Goss’ ability to go low is a huge asset and as he matures
and learns to weed out some of the costly mistakes there is little doubt he
will join the ranks of the world’s truly elite.
While Goss suffered the biggest fall down the leaderboard he
wasn’t the only Australian to struggle at the weekend in Mexico with veteran
Mathew Goggin also unable to break 80 on Sunday.

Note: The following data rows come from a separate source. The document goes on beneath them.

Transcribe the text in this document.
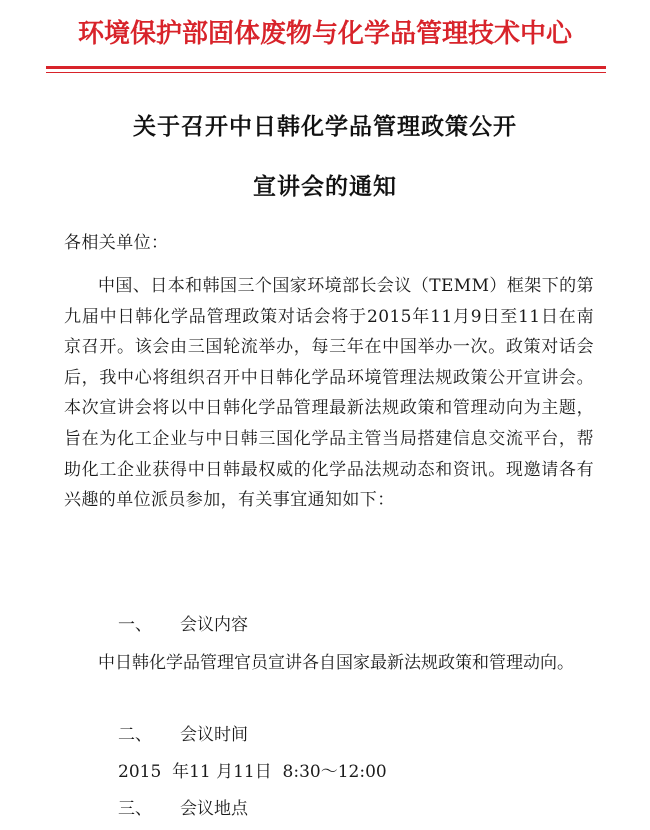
环境保护部固体废物与化学品管理技术中心
关于召开中日韩化学品管理政策公开
宣讲会的通知
各相关单位：
中国、日本和韩国三个国家环境部长会议（TEMM）框架下的第九届中日韩化学品管理政策对话会将于2015年11月9日至11日在南京召开。该会由三国轮流举办，每三年在中国举办一次。政策对话会后，我中心将组织召开中日韩化学品环境管理法规政策公开宣讲会。本次宣讲会将以中日韩化学品管理最新法规政策和管理动向为主题，旨在为化工企业与中日韩三国化学品主管当局搭建信息交流平台，帮助化工企业获得中日韩最权威的化学品法规动态和资讯。现邀请各有兴趣的单位派员参加，有关事宜通知如下：
一、 会议内容
中日韩化学品管理官员宣讲各自国家最新法规政策和管理动向。
二、 会议时间
2015  年11 月11日  8:30～12:00
三、 会议地点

Goggin, who won the opening event of the Web.com season,
made a solid start to his week with an opening 68 but struggled thereafter with
rounds of 75-74-82 to finish 67th.
After Goss’ Sunday capitulation Aron Price assumed the
honours for top Australian at T42 followed by James Nitties (T55), Scott
Gardiner (T59) and Brett Drewitt (68th).
Seven of the 13 Australians who started the week missed the
cut led by Nick Flanagan who is playing on a medical exemption after thumb
surgery last year.
Also missing the weekend were Adam Crawford, Bryden
Macpherson, Ash Hall, Steve Allan, Rhein Gibson and Alistair Presnell.
Three Australians are presently inside the all important
top-25 on the money list through seven events. Mathew Goggin (8), Steve Allan
(14) and Rhein Gibson (18) are all a good chance to earn PGA TOUR cards at the
end of the season if they can maintain form while Oliver Goss (36) seems likely
to join them on that list sooner than later.